What does a TV season even mean anymore?
This summer, Netflix announced that it was splitting the final season of Stranger Things into three separate parts, following shows like The Sandman and Wednesday that had their respective second seasons split into multiple parts as well.
The trend of fracturing television seasons is certainly growing, it is also ruining the TV watching experience in the process.
By breaking up seasons into various parts, streamers are losing their edge over traditional programmers and networks. In the break between the season’s parts, audiences flee elsewhere to platforms where they can either binge TV shows entirely, or watch them on the traditional week-to-week basis.
The gap between each part of these shows is only a few weeks, which is more of a grating choice than one that makes sense creatively for these series. Instead of splitting these seasons into halves, why not simply stagger their episodic releases like other streamers still do?

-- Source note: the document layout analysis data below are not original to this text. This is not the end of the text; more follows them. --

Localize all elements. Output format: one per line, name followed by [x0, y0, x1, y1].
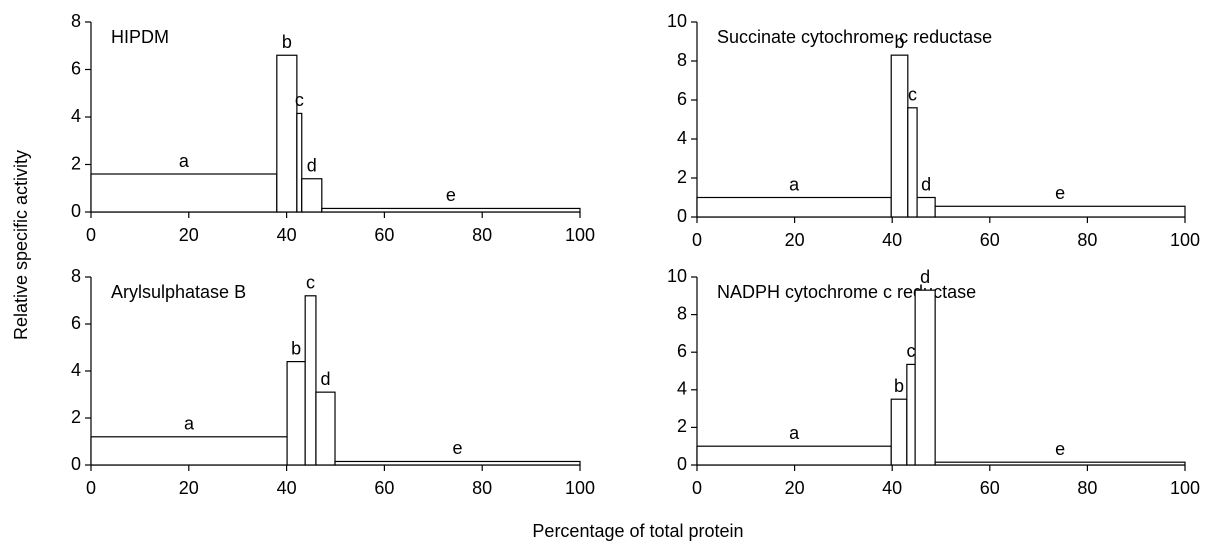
bar	[90, 173, 278, 213]
x-tick-label: 40	[277, 478, 297, 498]
x-tick-label: 40	[882, 478, 902, 498]
bar-label: e	[446, 185, 456, 205]
y-tick-label: 0	[677, 454, 687, 474]
y-tick-label: 2	[677, 167, 687, 187]
y-tick-label: 2	[71, 407, 81, 427]
y-tick-label: 6	[677, 89, 687, 109]
bar	[90, 436, 288, 466]
bar-label: e	[1055, 439, 1065, 459]
bar	[276, 54, 298, 213]
x-tick-label: 100	[565, 478, 595, 498]
x-tick-label: 40	[882, 230, 902, 250]
bar-label: d	[320, 369, 330, 389]
bar-label: a	[789, 174, 800, 194]
x-tick-label: 80	[1077, 230, 1097, 250]
bar	[890, 54, 909, 218]
x-axis-label: Percentage of total protein	[532, 521, 743, 541]
bar-label: d	[921, 174, 931, 194]
bar-label: d	[920, 267, 930, 287]
x-tick-label: 60	[374, 478, 394, 498]
bar	[315, 391, 336, 466]
bar-label: b	[894, 376, 904, 396]
y-tick-label: 4	[677, 379, 687, 399]
bar	[934, 205, 1186, 218]
x-tick-label: 20	[785, 230, 805, 250]
bar	[296, 112, 303, 213]
bar-label: c	[295, 90, 304, 110]
y-tick-label: 0	[71, 454, 81, 474]
chart-title: Arylsulphatase B	[111, 282, 246, 302]
x-tick-label: 20	[179, 225, 199, 245]
bar-label: d	[307, 156, 317, 176]
bar-label: c	[306, 273, 315, 293]
chart-title: NADPH cytochrome c reductase	[717, 282, 976, 302]
y-tick-label: 0	[71, 201, 81, 221]
bar-label: c	[906, 341, 915, 361]
bar-label: b	[282, 32, 292, 52]
x-tick-label: 20	[785, 478, 805, 498]
y-tick-label: 8	[71, 11, 81, 31]
bar	[916, 196, 936, 218]
x-tick-label: 100	[1170, 230, 1200, 250]
bar	[934, 461, 1186, 466]
bar	[304, 295, 317, 466]
bar-label: e	[1055, 183, 1065, 203]
bar	[286, 361, 306, 466]
bar	[334, 460, 581, 466]
bar	[696, 196, 892, 218]
y-tick-label: 2	[71, 153, 81, 173]
bar	[890, 398, 908, 466]
x-tick-label: 0	[692, 230, 702, 250]
bar-label: b	[291, 338, 301, 358]
bar	[696, 445, 892, 466]
bar-label: a	[179, 151, 190, 171]
y-tick-label: 4	[677, 128, 687, 148]
x-tick-label: 20	[179, 478, 199, 498]
bar-label: c	[908, 85, 917, 105]
x-tick-label: 100	[1170, 478, 1200, 498]
bar-label: b	[895, 32, 905, 52]
x-tick-label: 60	[980, 478, 1000, 498]
y-tick-label: 4	[71, 106, 81, 126]
x-tick-label: 80	[472, 225, 492, 245]
y-tick-label: 10	[667, 11, 687, 31]
x-tick-label: 40	[277, 225, 297, 245]
y-tick-label: 2	[677, 416, 687, 436]
chart-title: Succinate cytochrome c reductase	[717, 27, 992, 47]
y-tick-label: 8	[71, 266, 81, 286]
bar	[914, 289, 936, 466]
chart-title: HIPDM	[111, 27, 169, 47]
y-tick-label: 0	[677, 206, 687, 226]
x-tick-label: 100	[565, 225, 595, 245]
y-axis-label: Relative specific activity	[11, 150, 31, 340]
x-tick-label: 0	[86, 225, 96, 245]
y-tick-label: 4	[71, 360, 81, 380]
bar-label: a	[184, 414, 195, 434]
bar	[301, 178, 323, 213]
y-tick-label: 6	[71, 58, 81, 78]
x-tick-label: 80	[472, 478, 492, 498]
bar	[906, 363, 916, 466]
x-tick-label: 0	[692, 478, 702, 498]
bar	[321, 207, 581, 213]
bar-label: e	[452, 438, 462, 458]
y-tick-label: 8	[677, 303, 687, 323]
y-tick-label: 10	[667, 266, 687, 286]
y-tick-label: 6	[677, 341, 687, 361]
x-tick-label: 0	[86, 478, 96, 498]
bar	[907, 107, 918, 218]
y-tick-label: 6	[71, 313, 81, 333]
x-tick-label: 80	[1077, 478, 1097, 498]
bar-label: a	[789, 423, 800, 443]
y-tick-label: 8	[677, 50, 687, 70]
x-tick-label: 60	[980, 230, 1000, 250]
x-tick-label: 60	[374, 225, 394, 245]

Week-to-week releases for shows from other streamers and cable television work because it establishes consistencies. There’s a routine there that has been in place for decades, so that, as a viewer, it’s easier to get accustomed to the mid-season break of a show like Grey’s Anatomy or 9-1-1.
But when a streamer markets itself as a place where you can consume all episodes of a new show in the same day, suddenly splitting these seasons is wildly confusing. With this fracturing of seasons now on the rise, it’s clear there is a misunderstanding of what draws viewers to modern TV’s most popular shows.
The tide is turning against the binge-model that became trendy in the late 2010s. Weekly release schedules helped skyrocket the popularity of some of this year’s most acclaimed shows, with The Pitt, The Gilded Age and The White Lotus garnering higher viewership numbers each week they were on screen. Audiences relish the weekly release experience, which allows them to watch along with friends and theorize about plot twists with other viewers online.
Netflix, once a titan in the streaming world, seems torn between emulating the successes of other shows and holding on to the binge-model that revolutionized modern television.
Staggering these split seasons with such short breaks in between doesn’t build anticipation for casual viewers and dedicated fans, nor does it allow these shows to hold space in viewers’ minds for longer than a few days. Instead, these seasons (and their respective shows) fizzle out; they linger in our minds for a brief moment, before disappearing from the cultural consciousness altogether. This gap between seasons kills the momentum of many of these shows entirely.

The Sandman was a massive success in its first season, ranking at number one globally on Netflix’s Top 10 titles with 69.5 million hours viewed. Its second and final season, separated into two separate volumes with a final singular episode released a few days after that, came and went without much fanfare.
Compared to its first season’s shattering numbers, Season 2 only garnered 28.2 million hours viewed during its first week of its release. While we could chalk that up to the allegations surrounding Neil Gaiman, it’s clear that this split-release model, and the three years it took for this second season to come out, also hindered its success.
None of these shows—save for Stranger Things—have secured enough of a position in the cultural zeitgeist to warrant being split up like this. In the case of the science fiction series, it is undeniably one of the biggest shows of the last decade. By splitting the final season up, it’s clear Netflix wants to emulate blockbuster film tactics seen in Marvel’s Infinity War and Avengers: Endgame, staggering the final episodes as if they were three separate films, rather than three separate parts of the same season. While the final season of the series is highly anticipated by some, the time it’s taken for it to come out has hindered its relevancy.

Netflix’s binge model was created to emulate that of the movie-theatre experience; watch a whole story unfold in the span of a day, but in the comfort of your own home. Now, the streamer exists in a limbo between what originally drew subscribers to their company and how TV was originally meant to be viewed.
Breaking television seasons apart doesn’t benefit the viewer or the creative teams behind these shows. It benefits the business. It’s clear that streamers are desperate to entice their viewers with crumbs rather than a whole meal, like an owner drawing their skittish dog in with a bone.
The result is an unsatisfied audience who longs for the days when TV was released weekly, but who have no idea how to seek that out in a television landscape dominated by streamers who grow more out of touch by the year.